Levantes populares pelo mundo.


 Entre tendências globais e causas locais, por Erlene Maria Coelho Avelino



O ano de 2011 ficará marcado pelas multidões que tomaram as ruas em diversas partes do mundo em busca de direitos, justiça social e democracia. O sistema político internacional entrou em um verdadeiro estado de turbulência, pois não só o Oriente Médio e o norte da África com a Primavera Árabe entraram em ebulição como também países ocidentais considerados democráticos. 

Como exemplos dessas manifestações, podem-se citar os recentes protestos estudantis no Chile contra o atual sistema educacional e o amplo movimento organizado pela “Democracia Real Ya” na Espanha. Além disso, tem-se situações extremas de caos como os tumultos violentos que ocorreram em diversas cidades inglesas, que apesar das múltiplas causalidades e de ter menores conexões do que os outros dois citados acima, também são sinais de “patologia social”.

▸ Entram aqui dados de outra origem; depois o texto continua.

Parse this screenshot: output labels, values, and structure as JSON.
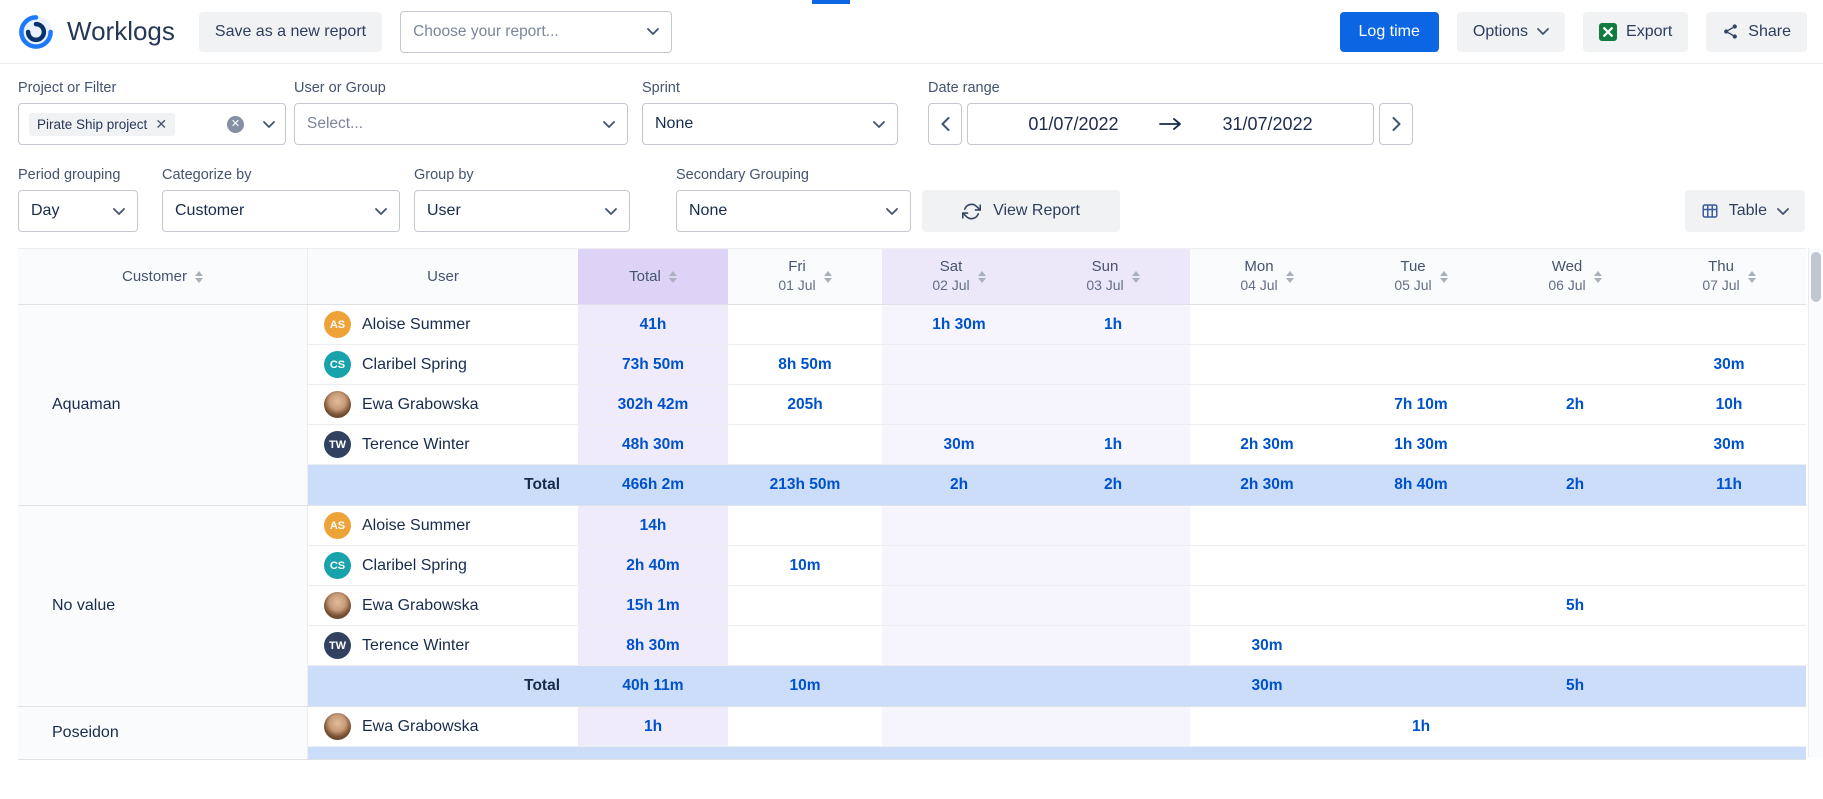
{
  "topbar": {
    "app_title": "Worklogs",
    "save_report_button": "Save as a new report",
    "choose_report_placeholder": "Choose your report...",
    "log_time_button": "Log time",
    "options_button": "Options",
    "export_button": "Export",
    "share_button": "Share"
  },
  "filters": {
    "project_label": "Project or Filter",
    "project_tag": "Pirate Ship project",
    "user_label": "User or Group",
    "user_placeholder": "Select...",
    "sprint_label": "Sprint",
    "sprint_value": "None",
    "date_label": "Date range",
    "date_start": "01/07/2022",
    "date_end": "31/07/2022"
  },
  "grouping": {
    "period_label": "Period grouping",
    "period_value": "Day",
    "categorize_label": "Categorize by",
    "categorize_value": "Customer",
    "groupby_label": "Group by",
    "groupby_value": "User",
    "secondary_label": "Secondary Grouping",
    "secondary_value": "None",
    "view_report_button": "View Report",
    "view_mode_button": "Table"
  },
  "colors": {
    "accent_blue": "#0C66E4",
    "value_blue": "#0052CC",
    "total_row_bg": "#CBDDF8",
    "total_col_header_bg": "#DCD3F7",
    "total_col_bg": "#EFEBFB",
    "weekend_header_bg": "#ECE8FA",
    "weekend_bg": "#F6F4FD",
    "excel_green": "#107C41"
  },
  "table": {
    "customer_header": "Customer",
    "user_header": "User",
    "total_header": "Total",
    "total_row_label": "Total",
    "days": [
      {
        "day": "Fri",
        "date": "01 Jul",
        "weekend": false
      },
      {
        "day": "Sat",
        "date": "02 Jul",
        "weekend": true
      },
      {
        "day": "Sun",
        "date": "03 Jul",
        "weekend": true
      },
      {
        "day": "Mon",
        "date": "04 Jul",
        "weekend": false
      },
      {
        "day": "Tue",
        "date": "05 Jul",
        "weekend": false
      },
      {
        "day": "Wed",
        "date": "06 Jul",
        "weekend": false
      },
      {
        "day": "Thu",
        "date": "07 Jul",
        "weekend": false
      }
    ],
    "groups": [
      {
        "customer": "Aquaman",
        "rows": [
          {
            "user": "Aloise Summer",
            "avatar": {
              "initials": "AS",
              "color": "#EDA338"
            },
            "total": "41h",
            "cells": [
              "",
              "1h 30m",
              "1h",
              "",
              "",
              "",
              ""
            ]
          },
          {
            "user": "Claribel Spring",
            "avatar": {
              "initials": "CS",
              "color": "#17A2AC"
            },
            "total": "73h 50m",
            "cells": [
              "8h 50m",
              "",
              "",
              "",
              "",
              "",
              "30m"
            ]
          },
          {
            "user": "Ewa Grabowska",
            "avatar": {
              "photo": true
            },
            "total": "302h 42m",
            "cells": [
              "205h",
              "",
              "",
              "",
              "7h 10m",
              "2h",
              "10h"
            ]
          },
          {
            "user": "Terence Winter",
            "avatar": {
              "initials": "TW",
              "color": "#32415F"
            },
            "total": "48h 30m",
            "cells": [
              "",
              "30m",
              "1h",
              "2h 30m",
              "1h 30m",
              "",
              "30m"
            ]
          }
        ],
        "total": {
          "total": "466h 2m",
          "cells": [
            "213h 50m",
            "2h",
            "2h",
            "2h 30m",
            "8h 40m",
            "2h",
            "11h"
          ]
        }
      },
      {
        "customer": "No value",
        "rows": [
          {
            "user": "Aloise Summer",
            "avatar": {
              "initials": "AS",
              "color": "#EDA338"
            },
            "total": "14h",
            "cells": [
              "",
              "",
              "",
              "",
              "",
              "",
              ""
            ]
          },
          {
            "user": "Claribel Spring",
            "avatar": {
              "initials": "CS",
              "color": "#17A2AC"
            },
            "total": "2h 40m",
            "cells": [
              "10m",
              "",
              "",
              "",
              "",
              "",
              ""
            ]
          },
          {
            "user": "Ewa Grabowska",
            "avatar": {
              "photo": true
            },
            "total": "15h 1m",
            "cells": [
              "",
              "",
              "",
              "",
              "",
              "5h",
              ""
            ]
          },
          {
            "user": "Terence Winter",
            "avatar": {
              "initials": "TW",
              "color": "#32415F"
            },
            "total": "8h 30m",
            "cells": [
              "",
              "",
              "",
              "30m",
              "",
              "",
              ""
            ]
          }
        ],
        "total": {
          "total": "40h 11m",
          "cells": [
            "10m",
            "",
            "",
            "30m",
            "",
            "5h",
            ""
          ]
        }
      },
      {
        "customer": "Poseidon",
        "rows": [
          {
            "user": "Ewa Grabowska",
            "avatar": {
              "photo": true
            },
            "total": "1h",
            "cells": [
              "",
              "",
              "",
              "",
              "1h",
              "",
              ""
            ]
          }
        ],
        "partial_total": true
      }
    ]
  }
}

Esses movimentos diferem muito entre si, são específicos aos contextos locais e não formam uma rede de conexão comum. Contudo, não deixam de compartilhar características que permitem que se olhe para essas agitações populares dentro de um mesmo escopo da conjuntura internacional. Além do estilo de manifestação com praças ocupadas, acampamentos, assembléias e movimentos de resistência, permeiam na maioria desses protestos o uso de mídias sociais, a participação dos jovens, a dispersão do movimento para outros setores da sociedade e a horizontalidade devido a não hierarquização dos movimentos.

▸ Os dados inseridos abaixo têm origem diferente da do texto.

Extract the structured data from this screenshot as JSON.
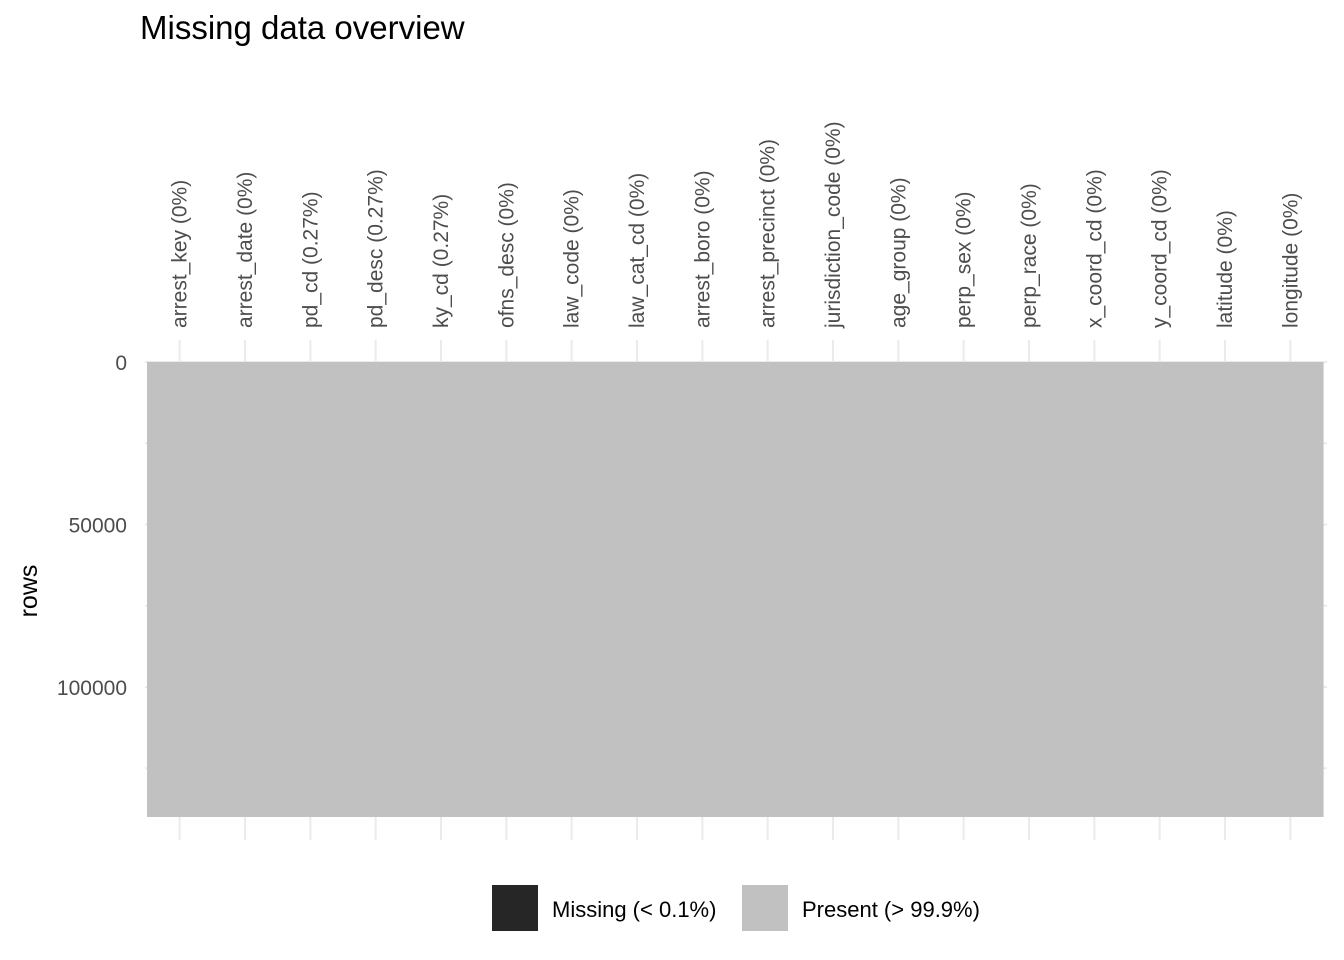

 A Primavera Árabe não é o fator desencadeante para as outras manifestações ocorridas no mundo, mas teve impacto sobre essas servindo principalmente como inspiração para a organização dos protestos. Na verdade, o que mais une esses manifestantes é um sentimento de insatisfação com instituições como o Estado e o mercado. Essa situação é fruto de uma crise de legitimidade institucional que decorre no mundo.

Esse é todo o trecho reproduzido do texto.